Au 31 décembre 2009, 1,2 million de personnes touchaient l’Allocation personnalisée d’autonomie (APA) :Les aides représenteraient entre 530 € et 1365 €. Reste à la charge des personnes dépendante 2200 € / mois y compris les aides.

la perte d’autonomie est multi-factorielle, maladie, accident, sarcopénie…On peut prévenir certaines maladies comme le diabète, et on peut retarder de manière significative la dépendance, notamment en intégrant des programmes de musculation et de mobilité. Ces programmes  ont montré depuis de nombreuses années leur efficacité. L’investissement fait  sous forme d’abonnement à un centre de remise en forme est une bonne chose. Aujourd’hui un investissement de 700 à 800 / an dans un centre de remise en forme adapté à cette problématique est une solution pour retarder au maximum cette dépendance. Sachant que les personnes dépendantes doivent souvent quitter leur domicile pour une structure spécialisée. Penser un peu à soi pour un futur meilleur, n’est pas de l’égoïsme, c’est surtout ne pas être à la charge d’autres personnes lorsque que l’on devient plus vieux et moins coûteux pour la collectivité,  pour soi-même et pour ses enfants.

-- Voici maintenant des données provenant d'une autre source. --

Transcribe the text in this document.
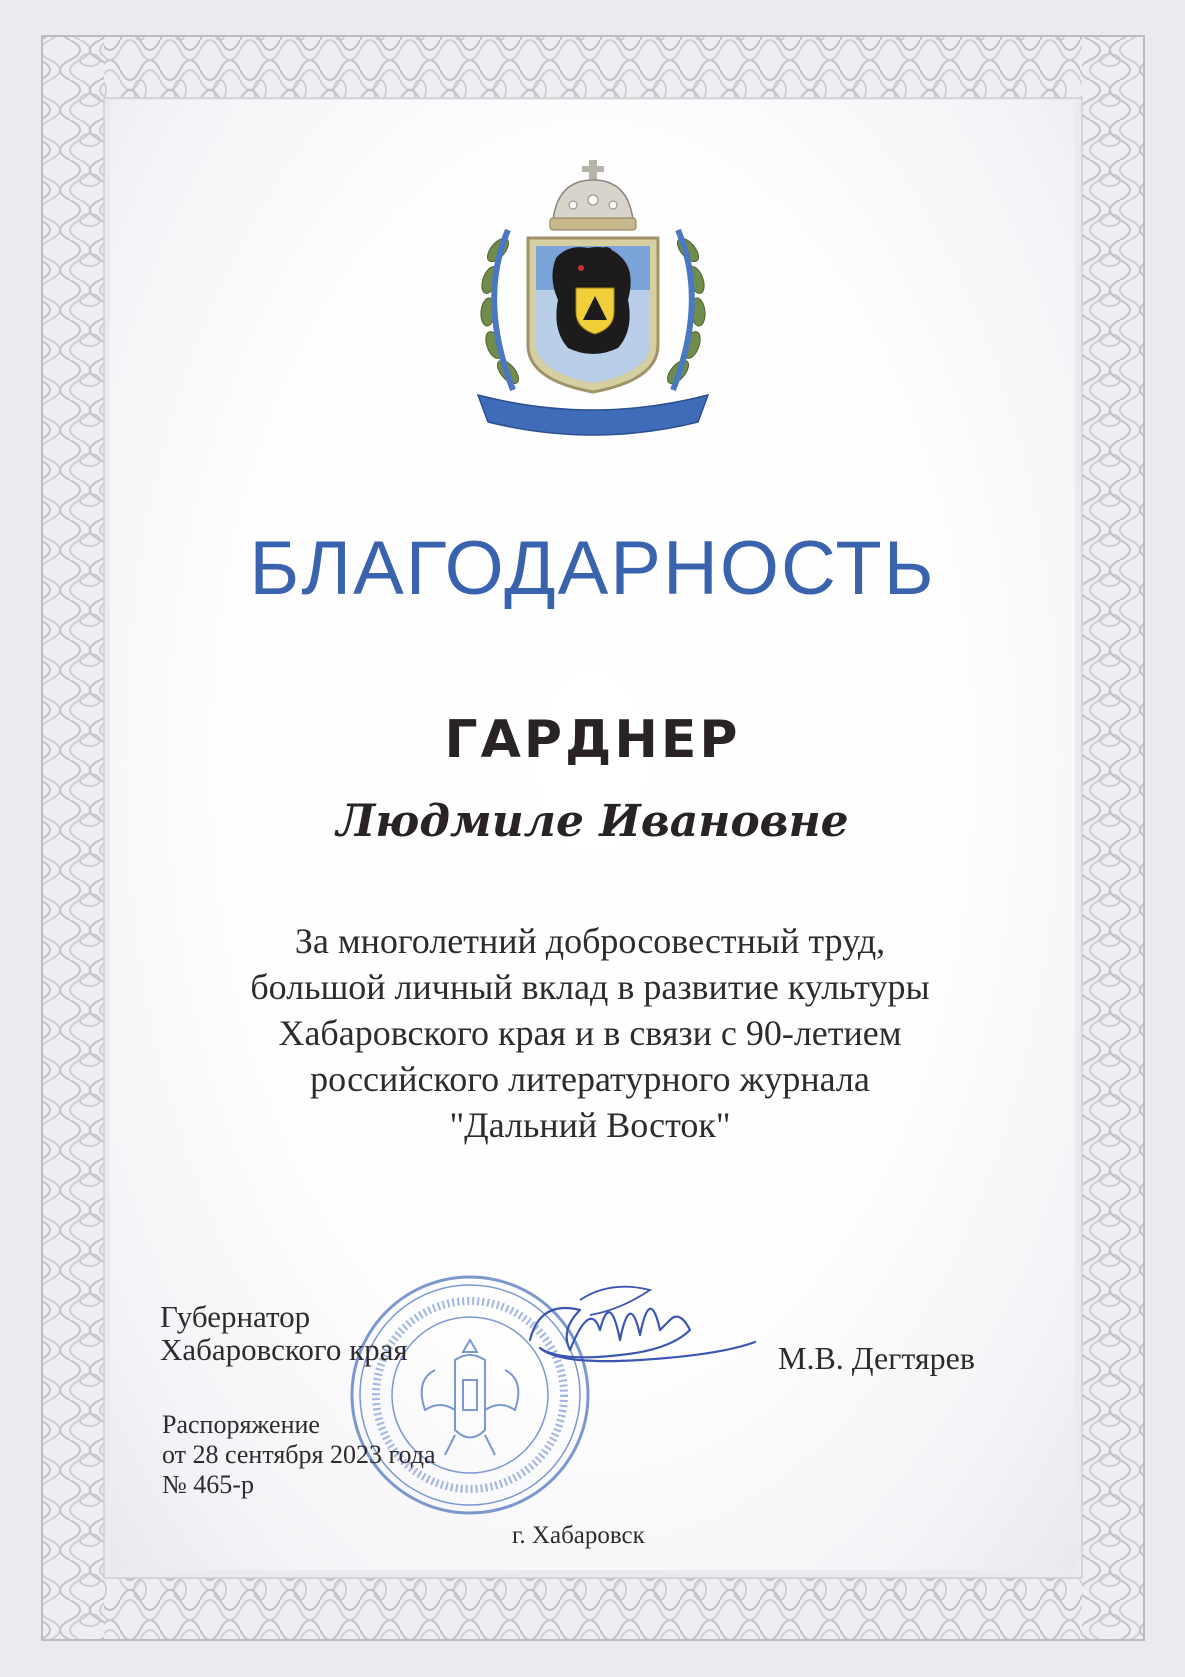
БЛАГОДАРНОСТЬ
ГАРДНЕР
Людмиле Ивановне
За многолетний добросовестный труд,
большой личный вклад в развитие культуры
Хабаровского края и в связи с 90-летием
российского литературного журнала
"Дальний Восток"
Губернатор
Хабаровского края	М.В. Дегтярев
Распоряжение
от 28 сентября 2023 года
№ 465-р
г. Хабаровск
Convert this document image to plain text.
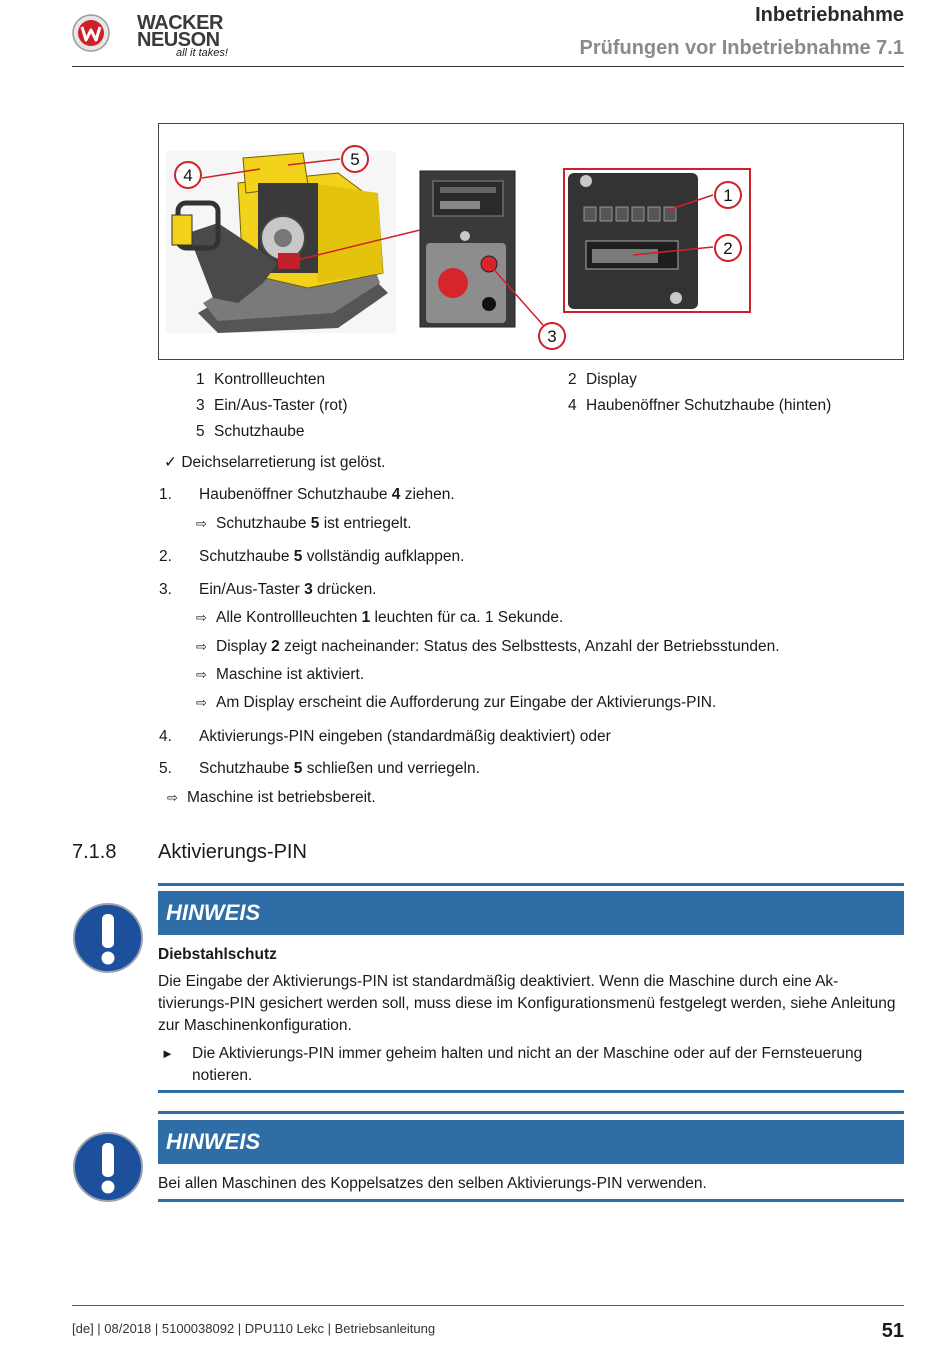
WACKER
NEUSON
all it takes!
Inbetriebnahme
Prüfungen vor Inbetriebnahme 7.1
4
5
1
2
3
1 Kontrollleuchten	2 Display
3 Ein/Aus-Taster (rot)	4 Haubenöffner Schutzhaube (hinten)
5 Schutzhaube
✓ Deichselarretierung ist gelöst.
1. Haubenöffner Schutzhaube 4 ziehen.
⇨ Schutzhaube 5 ist entriegelt.
2. Schutzhaube 5 vollständig aufklappen.
3. Ein/Aus-Taster 3 drücken.
⇨ Alle Kontrollleuchten 1 leuchten für ca. 1 Sekunde.
⇨ Display 2 zeigt nacheinander: Status des Selbsttests, Anzahl der Betriebsstunden.
⇨ Maschine ist aktiviert.
⇨ Am Display erscheint die Aufforderung zur Eingabe der Aktivierungs-PIN.
4. Aktivierungs-PIN eingeben (standardmäßig deaktiviert) oder
5. Schutzhaube 5 schließen und verriegeln.
⇨ Maschine ist betriebsbereit.
7.1.8 Aktivierungs-PIN
HINWEIS
Diebstahlschutz
Die Eingabe der Aktivierungs-PIN ist standardmäßig deaktiviert. Wenn die Maschine durch eine Aktivierungs-PIN gesichert werden soll, muss diese im Konfigurationsmenü festgelegt werden, siehe Anleitung zur Maschinenkonfiguration.
► Die Aktivierungs-PIN immer geheim halten und nicht an der Maschine oder auf der Fernsteuerung notieren.
HINWEIS
Bei allen Maschinen des Koppelsatzes den selben Aktivierungs-PIN verwenden.
[de] | 08/2018 | 5100038092 | DPU110 Lekc | Betriebsanleitung	51
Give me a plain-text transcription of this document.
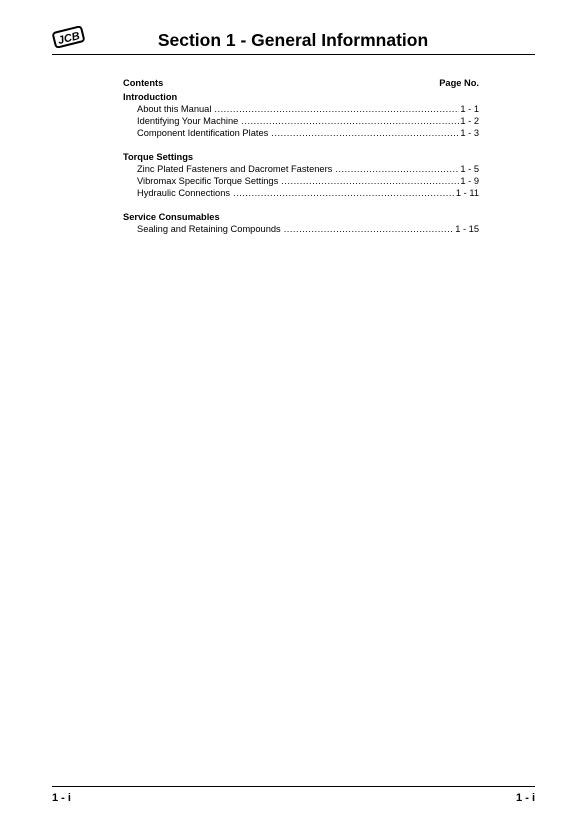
JCB	Section 1 - General Informnation
Contents	Page No.
Introduction
About this Manual .....	1 - 1
Identifying Your Machine .....	1 - 2
Component Identification Plates .....	1 - 3
Torque Settings
Zinc Plated Fasteners and Dacromet Fasteners .....	1 - 5
Vibromax Specific Torque Settings .....	1 - 9
Hydraulic Connections .....	1 - 11
Service Consumables
Sealing and Retaining Compounds .....	1 - 15
1 - i	1 - i
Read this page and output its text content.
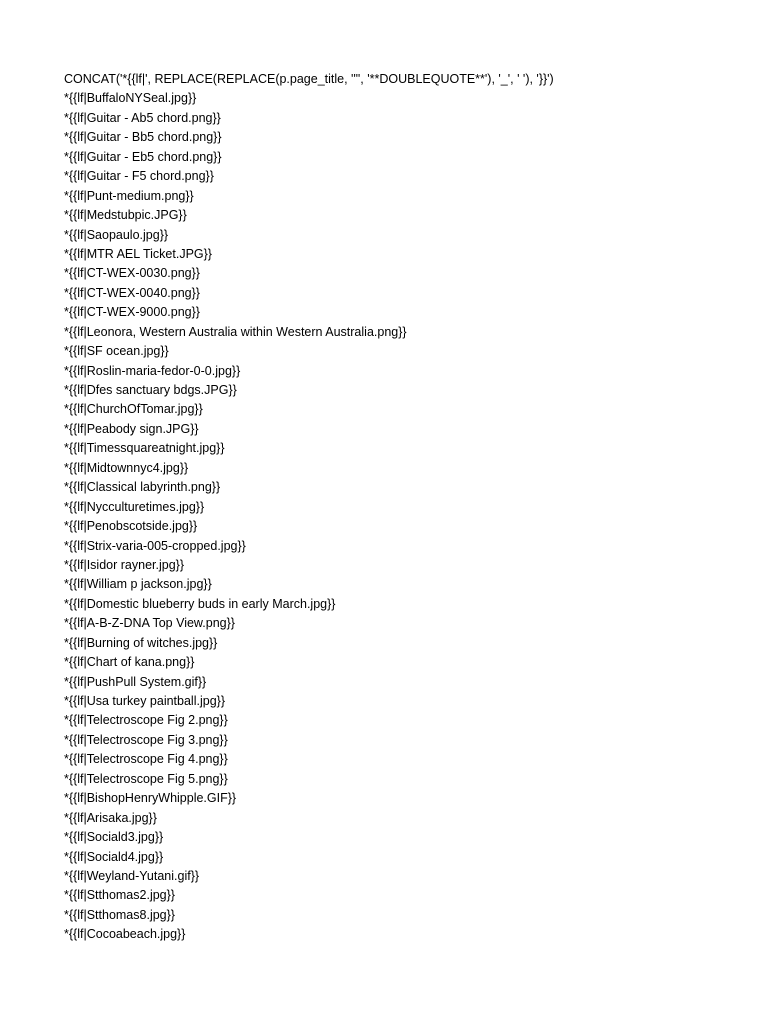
CONCAT('*{{lf|', REPLACE(REPLACE(p.page_title, '"', '**DOUBLEQUOTE**'), '_', ' '), '}}')
*{{lf|BuffaloNYSeal.jpg}}
*{{lf|Guitar - Ab5 chord.png}}
*{{lf|Guitar - Bb5 chord.png}}
*{{lf|Guitar - Eb5 chord.png}}
*{{lf|Guitar - F5 chord.png}}
*{{lf|Punt-medium.png}}
*{{lf|Medstubpic.JPG}}
*{{lf|Saopaulo.jpg}}
*{{lf|MTR AEL Ticket.JPG}}
*{{lf|CT-WEX-0030.png}}
*{{lf|CT-WEX-0040.png}}
*{{lf|CT-WEX-9000.png}}
*{{lf|Leonora, Western Australia within Western Australia.png}}
*{{lf|SF ocean.jpg}}
*{{lf|Roslin-maria-fedor-0-0.jpg}}
*{{lf|Dfes sanctuary bdgs.JPG}}
*{{lf|ChurchOfTomar.jpg}}
*{{lf|Peabody sign.JPG}}
*{{lf|Timessquareatnight.jpg}}
*{{lf|Midtownnyc4.jpg}}
*{{lf|Classical labyrinth.png}}
*{{lf|Nycculturetimes.jpg}}
*{{lf|Penobscotside.jpg}}
*{{lf|Strix-varia-005-cropped.jpg}}
*{{lf|Isidor rayner.jpg}}
*{{lf|William p jackson.jpg}}
*{{lf|Domestic blueberry buds in early March.jpg}}
*{{lf|A-B-Z-DNA Top View.png}}
*{{lf|Burning of witches.jpg}}
*{{lf|Chart of kana.png}}
*{{lf|PushPull System.gif}}
*{{lf|Usa turkey paintball.jpg}}
*{{lf|Telectroscope Fig 2.png}}
*{{lf|Telectroscope Fig 3.png}}
*{{lf|Telectroscope Fig 4.png}}
*{{lf|Telectroscope Fig 5.png}}
*{{lf|BishopHenryWhipple.GIF}}
*{{lf|Arisaka.jpg}}
*{{lf|Sociald3.jpg}}
*{{lf|Sociald4.jpg}}
*{{lf|Weyland-Yutani.gif}}
*{{lf|Stthomas2.jpg}}
*{{lf|Stthomas8.jpg}}
*{{lf|Cocoabeach.jpg}}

2 réflexions sur “La dépendance coûte cher

  1. Messagepar APS2PF » 06 Janvier 2011, 12:49

    Bonjour Monsieur Sanchez, je me permet d’intervenir sur votre post (tout en vous souhaitant mes meilleurs voeux pour cette nouvelle année) car si je partage votre avis sur les bienfaits de l’activité physique pour prévenir certaines pathologies chez les personnes âgées dépendantes. Je suis au regret de constater qu’il n’en est pas de même pour les pouvoirs publics, et que notre secteur d’activités est bien loin d’arriver en première ligne sur ce sujet.

    Sur un rapport de 128 pages destiné à l’assemblée nationale, l’activité physique n’est mentionnée que deux fois et à chaque fois seuls la kinésithérapie et les suivis par des traitements médicaux y sont associés.

    extrait du RAPPORT D’INFORMATION sur la prise en charge des personnes âgées dépendantes:

    La prévention insuffisante de la perte d’autonomie (P.44)

    Par ailleurs, le professeur Françoise Forette (2) rappelait à la mission l’importance de la prévention des états de fragilité des personnes âgées lesquels touchent 7 à 10 % des personnes de plus de soixante ans (mais 25 % des personnes de plus de quatre-vingt-cinq ans) et précèdent bien souvent une perte sévère d’autonomie. Or, bien que leurs symptômes soient bien identifiés (anorexie, perte musculaire, peur de tomber, fatigue et ralentissement de l’activité physique) et qu’ils soient réversibles grâce à des traitements simples et éprouvés (kinésithérapie, traitement de l’ostéoporose…), ces états, encore mal connus des médecins généralistes ne font pas l’objet d’une véritable prévention, ni de véritables traitements.

    UNE PRÉVENTION PLUS DYNAMIQUE DES PERTES D’AUTONOMIE

    Page 71:

    Par conséquent, la mission propose que des modules spécifiques de formation à la reconnaissance des symptômes des situations de fragilité des personnes âgées et à l’utilisation des protocoles définis pour le diagnostic des maladies dégénératives soient mis en place au titre de la formation continue et de la formation initiale des médecins généralistes afin de les soutenir dans leur rôle essentiel de pivot. Elle propose, en outre que de mêmes modules de reconnaissance des symptômes, de leur prévention et de leur prise en charge soient intégrés dans les formations des auxiliaires médicaux.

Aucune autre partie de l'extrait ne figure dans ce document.